TRANSWELL INVASION ASSAYS AND TRANSWELL MIGRATION ASSAYS: Non-FBS medium (500 μL) was put into 8.0 μm 24-well plate chamber inserts (Corning 3422 for migration and BD Biosciences for invasion, Massachusetts and New Jersey, USA, respectively). After removal from the refrigerator, the Matrigel-medium mix was allowed to solidify through incubation at 37°C for 2 h. Then, the plates were removed from the incubator, and 5×104 cells in serum-free medium were seeded in the top chamber. The bottom of each insert was filled with 750 μl of medium supplemented with 10% FBS. For the specific factor blocking assay, RPMI 1640 medium and CM with 2 μg/ml monoclonal mouse anti-human MCP-1 (eBioscience, California, USA) were placed in the lower chambers. For each sample, the procedure was repeated 3 times. After 24 h of cell incubation, the cells were washed with phosphate buffer saline (PBS) and fixed with 4% paraformaldehyde for 18 min.

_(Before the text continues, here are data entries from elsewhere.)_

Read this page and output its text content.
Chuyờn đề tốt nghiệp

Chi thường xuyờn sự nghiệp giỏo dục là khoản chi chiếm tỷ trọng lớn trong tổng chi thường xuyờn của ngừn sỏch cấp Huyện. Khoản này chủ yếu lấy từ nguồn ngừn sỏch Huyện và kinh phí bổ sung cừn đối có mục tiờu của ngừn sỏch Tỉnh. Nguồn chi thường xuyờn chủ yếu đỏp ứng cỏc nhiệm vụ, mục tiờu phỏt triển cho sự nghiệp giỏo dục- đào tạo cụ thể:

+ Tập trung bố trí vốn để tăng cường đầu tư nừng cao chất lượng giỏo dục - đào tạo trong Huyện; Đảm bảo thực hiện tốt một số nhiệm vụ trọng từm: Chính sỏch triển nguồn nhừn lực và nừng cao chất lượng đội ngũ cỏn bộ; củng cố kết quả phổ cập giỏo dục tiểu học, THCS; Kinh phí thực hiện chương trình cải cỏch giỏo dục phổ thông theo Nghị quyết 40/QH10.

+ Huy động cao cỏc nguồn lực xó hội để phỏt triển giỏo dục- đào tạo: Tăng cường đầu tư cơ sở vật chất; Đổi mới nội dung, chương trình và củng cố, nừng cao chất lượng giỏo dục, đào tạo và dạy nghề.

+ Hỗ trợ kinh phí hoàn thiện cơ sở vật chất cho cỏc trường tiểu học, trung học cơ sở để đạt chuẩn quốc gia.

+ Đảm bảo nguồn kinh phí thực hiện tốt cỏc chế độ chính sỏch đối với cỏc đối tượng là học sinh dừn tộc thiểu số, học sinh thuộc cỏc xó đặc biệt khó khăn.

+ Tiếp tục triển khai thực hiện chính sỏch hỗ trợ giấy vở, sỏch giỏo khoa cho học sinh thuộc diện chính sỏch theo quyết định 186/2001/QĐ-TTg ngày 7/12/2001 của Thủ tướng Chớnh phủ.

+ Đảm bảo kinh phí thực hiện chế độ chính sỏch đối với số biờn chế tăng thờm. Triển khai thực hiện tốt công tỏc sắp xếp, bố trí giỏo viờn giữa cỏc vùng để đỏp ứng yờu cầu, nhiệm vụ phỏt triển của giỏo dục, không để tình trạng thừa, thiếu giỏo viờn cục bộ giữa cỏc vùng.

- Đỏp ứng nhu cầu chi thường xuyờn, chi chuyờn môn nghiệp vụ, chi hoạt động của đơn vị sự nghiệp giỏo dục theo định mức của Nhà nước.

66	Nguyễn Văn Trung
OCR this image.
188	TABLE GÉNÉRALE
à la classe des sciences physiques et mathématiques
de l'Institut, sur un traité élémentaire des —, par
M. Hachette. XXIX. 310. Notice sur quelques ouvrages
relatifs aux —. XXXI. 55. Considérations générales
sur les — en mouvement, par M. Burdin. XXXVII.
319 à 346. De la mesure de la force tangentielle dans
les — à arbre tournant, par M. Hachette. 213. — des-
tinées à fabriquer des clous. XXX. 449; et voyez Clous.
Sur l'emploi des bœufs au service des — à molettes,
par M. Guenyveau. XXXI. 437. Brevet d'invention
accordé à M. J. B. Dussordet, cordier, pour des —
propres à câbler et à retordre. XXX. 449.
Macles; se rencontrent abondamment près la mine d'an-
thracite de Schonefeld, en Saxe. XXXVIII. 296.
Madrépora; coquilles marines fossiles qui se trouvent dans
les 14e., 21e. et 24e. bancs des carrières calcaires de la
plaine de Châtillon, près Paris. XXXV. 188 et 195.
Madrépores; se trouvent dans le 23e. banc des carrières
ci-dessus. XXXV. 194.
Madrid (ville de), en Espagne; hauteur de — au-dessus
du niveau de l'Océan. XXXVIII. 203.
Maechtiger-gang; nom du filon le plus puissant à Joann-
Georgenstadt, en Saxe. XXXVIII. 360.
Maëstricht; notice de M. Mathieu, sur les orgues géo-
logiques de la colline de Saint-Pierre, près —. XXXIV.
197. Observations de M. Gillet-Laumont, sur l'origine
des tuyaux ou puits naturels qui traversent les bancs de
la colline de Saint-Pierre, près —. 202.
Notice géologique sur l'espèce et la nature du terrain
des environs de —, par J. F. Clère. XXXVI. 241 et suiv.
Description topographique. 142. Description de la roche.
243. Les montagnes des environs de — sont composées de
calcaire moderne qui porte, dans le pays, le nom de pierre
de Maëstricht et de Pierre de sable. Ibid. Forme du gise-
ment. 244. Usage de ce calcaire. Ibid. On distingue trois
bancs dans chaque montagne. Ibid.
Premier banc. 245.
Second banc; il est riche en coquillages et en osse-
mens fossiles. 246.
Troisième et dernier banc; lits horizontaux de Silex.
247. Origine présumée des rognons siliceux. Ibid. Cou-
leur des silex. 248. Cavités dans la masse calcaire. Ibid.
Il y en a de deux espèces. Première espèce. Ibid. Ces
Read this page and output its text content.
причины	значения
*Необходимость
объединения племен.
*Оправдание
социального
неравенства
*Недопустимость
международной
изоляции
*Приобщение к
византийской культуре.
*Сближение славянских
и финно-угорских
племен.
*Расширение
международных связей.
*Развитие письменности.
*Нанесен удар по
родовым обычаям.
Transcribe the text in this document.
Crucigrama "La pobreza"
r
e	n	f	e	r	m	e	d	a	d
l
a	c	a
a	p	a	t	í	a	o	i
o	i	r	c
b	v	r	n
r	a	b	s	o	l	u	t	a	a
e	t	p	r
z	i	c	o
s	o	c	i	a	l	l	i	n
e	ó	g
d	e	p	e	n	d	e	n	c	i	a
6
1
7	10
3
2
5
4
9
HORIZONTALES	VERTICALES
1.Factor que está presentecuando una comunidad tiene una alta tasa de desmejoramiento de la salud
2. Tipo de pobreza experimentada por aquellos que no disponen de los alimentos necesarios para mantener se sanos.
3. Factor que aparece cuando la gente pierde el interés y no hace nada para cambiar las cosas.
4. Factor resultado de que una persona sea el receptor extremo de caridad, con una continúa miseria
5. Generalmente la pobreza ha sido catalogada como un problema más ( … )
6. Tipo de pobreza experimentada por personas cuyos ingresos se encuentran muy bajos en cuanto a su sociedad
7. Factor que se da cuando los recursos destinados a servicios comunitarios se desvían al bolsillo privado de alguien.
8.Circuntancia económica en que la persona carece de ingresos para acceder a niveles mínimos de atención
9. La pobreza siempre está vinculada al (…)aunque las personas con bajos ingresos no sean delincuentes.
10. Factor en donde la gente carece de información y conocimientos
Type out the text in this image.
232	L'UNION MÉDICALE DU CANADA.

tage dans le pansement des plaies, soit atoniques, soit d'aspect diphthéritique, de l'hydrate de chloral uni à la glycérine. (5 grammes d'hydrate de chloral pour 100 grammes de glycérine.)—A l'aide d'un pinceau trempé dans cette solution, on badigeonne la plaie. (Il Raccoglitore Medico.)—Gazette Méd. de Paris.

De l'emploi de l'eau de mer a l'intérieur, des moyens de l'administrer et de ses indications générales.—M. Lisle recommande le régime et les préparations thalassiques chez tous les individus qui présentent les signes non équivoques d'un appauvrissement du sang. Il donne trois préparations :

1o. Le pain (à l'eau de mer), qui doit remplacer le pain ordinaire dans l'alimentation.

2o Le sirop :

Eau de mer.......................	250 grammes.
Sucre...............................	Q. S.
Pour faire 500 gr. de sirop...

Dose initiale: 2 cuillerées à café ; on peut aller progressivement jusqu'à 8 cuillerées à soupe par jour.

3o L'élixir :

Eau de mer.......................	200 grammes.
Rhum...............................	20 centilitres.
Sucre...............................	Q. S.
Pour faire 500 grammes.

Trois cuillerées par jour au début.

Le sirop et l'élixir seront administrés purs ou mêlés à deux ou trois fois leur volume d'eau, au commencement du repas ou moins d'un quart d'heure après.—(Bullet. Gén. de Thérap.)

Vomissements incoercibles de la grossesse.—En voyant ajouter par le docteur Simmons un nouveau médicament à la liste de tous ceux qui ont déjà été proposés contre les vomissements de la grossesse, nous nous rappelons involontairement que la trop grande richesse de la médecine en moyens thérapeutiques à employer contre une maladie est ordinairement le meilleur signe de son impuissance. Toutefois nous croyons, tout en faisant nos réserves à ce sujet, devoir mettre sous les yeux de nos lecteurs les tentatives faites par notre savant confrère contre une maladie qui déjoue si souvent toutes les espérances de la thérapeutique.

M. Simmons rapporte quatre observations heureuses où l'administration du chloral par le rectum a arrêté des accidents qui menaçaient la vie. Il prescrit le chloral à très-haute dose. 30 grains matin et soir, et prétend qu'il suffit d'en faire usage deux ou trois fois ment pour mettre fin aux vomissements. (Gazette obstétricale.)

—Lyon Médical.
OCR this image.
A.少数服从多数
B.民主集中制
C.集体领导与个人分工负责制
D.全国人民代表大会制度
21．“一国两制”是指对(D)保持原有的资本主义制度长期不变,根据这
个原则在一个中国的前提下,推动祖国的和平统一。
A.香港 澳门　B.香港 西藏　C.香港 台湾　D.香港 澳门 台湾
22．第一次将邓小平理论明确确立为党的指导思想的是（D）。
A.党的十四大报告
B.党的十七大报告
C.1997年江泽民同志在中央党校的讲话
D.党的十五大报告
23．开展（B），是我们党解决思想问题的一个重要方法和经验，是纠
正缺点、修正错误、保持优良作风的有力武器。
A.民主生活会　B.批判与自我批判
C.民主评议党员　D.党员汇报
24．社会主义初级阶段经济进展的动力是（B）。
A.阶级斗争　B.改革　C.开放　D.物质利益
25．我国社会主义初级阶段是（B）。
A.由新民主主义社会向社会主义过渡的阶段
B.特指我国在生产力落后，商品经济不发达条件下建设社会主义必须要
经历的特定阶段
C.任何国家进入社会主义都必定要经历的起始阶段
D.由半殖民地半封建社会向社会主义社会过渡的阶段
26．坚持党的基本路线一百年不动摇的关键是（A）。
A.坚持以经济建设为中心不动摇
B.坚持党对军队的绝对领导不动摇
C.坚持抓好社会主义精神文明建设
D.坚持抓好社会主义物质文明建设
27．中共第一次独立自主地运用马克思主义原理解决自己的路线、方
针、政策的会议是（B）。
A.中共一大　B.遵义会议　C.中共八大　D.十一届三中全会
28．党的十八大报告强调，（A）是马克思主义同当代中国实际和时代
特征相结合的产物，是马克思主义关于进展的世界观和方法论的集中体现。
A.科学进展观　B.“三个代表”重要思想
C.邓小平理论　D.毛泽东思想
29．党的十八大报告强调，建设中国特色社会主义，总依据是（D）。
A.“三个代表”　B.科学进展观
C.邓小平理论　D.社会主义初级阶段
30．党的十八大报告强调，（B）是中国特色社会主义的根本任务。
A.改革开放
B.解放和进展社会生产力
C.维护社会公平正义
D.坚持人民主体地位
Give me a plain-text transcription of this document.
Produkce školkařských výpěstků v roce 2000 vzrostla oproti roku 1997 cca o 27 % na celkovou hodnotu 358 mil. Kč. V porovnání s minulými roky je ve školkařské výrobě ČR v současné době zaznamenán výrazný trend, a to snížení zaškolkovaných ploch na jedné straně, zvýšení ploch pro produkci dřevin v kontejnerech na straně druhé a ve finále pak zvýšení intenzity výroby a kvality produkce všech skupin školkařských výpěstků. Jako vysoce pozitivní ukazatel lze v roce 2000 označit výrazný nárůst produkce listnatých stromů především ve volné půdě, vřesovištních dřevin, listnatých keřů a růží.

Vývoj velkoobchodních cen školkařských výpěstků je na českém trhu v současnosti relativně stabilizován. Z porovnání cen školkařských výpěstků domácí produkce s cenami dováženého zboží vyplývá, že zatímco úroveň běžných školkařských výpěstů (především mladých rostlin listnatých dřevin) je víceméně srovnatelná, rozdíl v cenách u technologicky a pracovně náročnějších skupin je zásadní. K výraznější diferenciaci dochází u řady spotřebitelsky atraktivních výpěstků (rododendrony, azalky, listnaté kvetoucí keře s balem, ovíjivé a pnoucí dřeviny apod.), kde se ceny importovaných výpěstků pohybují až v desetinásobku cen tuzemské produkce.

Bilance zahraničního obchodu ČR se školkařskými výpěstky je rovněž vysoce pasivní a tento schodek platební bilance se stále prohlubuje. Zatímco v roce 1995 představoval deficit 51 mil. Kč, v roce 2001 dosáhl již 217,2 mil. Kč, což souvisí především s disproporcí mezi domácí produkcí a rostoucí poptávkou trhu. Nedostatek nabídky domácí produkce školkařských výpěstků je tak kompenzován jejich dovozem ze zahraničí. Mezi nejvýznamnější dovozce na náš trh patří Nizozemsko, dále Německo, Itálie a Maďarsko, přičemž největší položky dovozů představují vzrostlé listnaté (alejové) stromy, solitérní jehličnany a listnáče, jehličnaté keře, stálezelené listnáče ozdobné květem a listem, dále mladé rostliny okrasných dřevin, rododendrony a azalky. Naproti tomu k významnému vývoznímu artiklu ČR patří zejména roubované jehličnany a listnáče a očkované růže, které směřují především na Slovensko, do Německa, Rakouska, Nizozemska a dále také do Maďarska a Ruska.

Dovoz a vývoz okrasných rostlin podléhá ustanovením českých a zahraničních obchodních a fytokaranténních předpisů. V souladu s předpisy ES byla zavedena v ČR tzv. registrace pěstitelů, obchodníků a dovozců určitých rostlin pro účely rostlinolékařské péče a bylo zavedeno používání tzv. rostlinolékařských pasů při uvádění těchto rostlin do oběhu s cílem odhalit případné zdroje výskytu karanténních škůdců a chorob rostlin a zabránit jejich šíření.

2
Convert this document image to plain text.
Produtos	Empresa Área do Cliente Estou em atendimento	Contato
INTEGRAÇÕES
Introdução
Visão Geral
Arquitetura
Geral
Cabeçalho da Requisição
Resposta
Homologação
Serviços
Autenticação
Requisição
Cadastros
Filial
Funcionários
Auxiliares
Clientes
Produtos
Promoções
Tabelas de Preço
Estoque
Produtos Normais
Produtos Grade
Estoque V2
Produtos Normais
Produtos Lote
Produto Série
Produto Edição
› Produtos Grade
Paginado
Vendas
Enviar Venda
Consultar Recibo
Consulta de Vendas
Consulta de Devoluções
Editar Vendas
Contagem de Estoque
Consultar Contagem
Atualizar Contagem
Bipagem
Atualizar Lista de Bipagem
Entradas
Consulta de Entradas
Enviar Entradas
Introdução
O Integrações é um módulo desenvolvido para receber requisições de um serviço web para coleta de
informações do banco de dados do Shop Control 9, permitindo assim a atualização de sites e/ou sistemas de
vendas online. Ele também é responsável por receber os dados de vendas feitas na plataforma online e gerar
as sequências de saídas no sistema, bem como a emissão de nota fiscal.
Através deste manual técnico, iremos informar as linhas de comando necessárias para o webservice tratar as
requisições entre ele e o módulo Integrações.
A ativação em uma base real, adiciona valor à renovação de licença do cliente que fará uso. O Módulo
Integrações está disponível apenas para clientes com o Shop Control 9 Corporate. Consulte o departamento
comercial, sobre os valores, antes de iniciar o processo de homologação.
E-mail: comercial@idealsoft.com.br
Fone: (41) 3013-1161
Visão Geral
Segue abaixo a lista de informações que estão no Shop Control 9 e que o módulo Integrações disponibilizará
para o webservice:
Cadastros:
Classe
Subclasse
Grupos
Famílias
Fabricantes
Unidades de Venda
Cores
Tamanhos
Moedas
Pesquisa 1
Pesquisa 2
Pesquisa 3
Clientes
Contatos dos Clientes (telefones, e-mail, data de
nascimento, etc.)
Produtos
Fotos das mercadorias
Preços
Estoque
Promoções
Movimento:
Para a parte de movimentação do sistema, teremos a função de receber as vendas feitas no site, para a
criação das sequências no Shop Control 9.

Cotton swabs were used to clear up the cells on the top of the insert, while 0.5% crystal violet blue was used to stain the cells that adhered to the bottom. After 15 min of standing at room temperature while protected from light, they were washed with H2O. The images were obtained using a microscope and the cells were counted in 15 different view fields using ImageJ software. An invasive index was used to calculate the ratio of the cells that had invaded through the Matrigel-coated membrane to the cells that migrated through the uncoated membrane [22].

WOUND-HEALING ASSAY:

C4-2SPOP−/− sg-SPOP-1 and sg-SPOP-2 cells and control cells were plated in six-well plates at a high concentration of 5×105 cells/well. After 24 h of incubation, the cells were treated with 20 μg/ml mitomycin for 3 h to inhibit proliferation. Scratches were made in the plate, using a 200 μl pipette tip. Images were collected at 0, 10, and 18 h after scratching. The experiment was repeated 3 times. Wound closure areas were quantified using Photoshop and ImageJ software.

ANTIBODY ARRAY:

Human Chemokine Array C1 from RayBiotech (Atlanta, GA, USA) contains 38 repeated antibodies spotted on a single membrane. Experiments were implemented according to the manufacturer’s protocol, and the results were analyzed by both Lane 1D software from Sage Creation (Beijing, China) and software from RayBiotech.

ELISA:

To measure the expression/secretion levels of soluble factors, the conditioned media were harvested from C4-2SPOP−/− sgSPOP-1 and sgSPOP-2 and control cells. An MCP-1 ELISA kit from NeoBioscience (Shenzhen, China) was used to measure the levels of MCP-1 in the conditioned medium. This was performed according to the manufacturer’s protocol.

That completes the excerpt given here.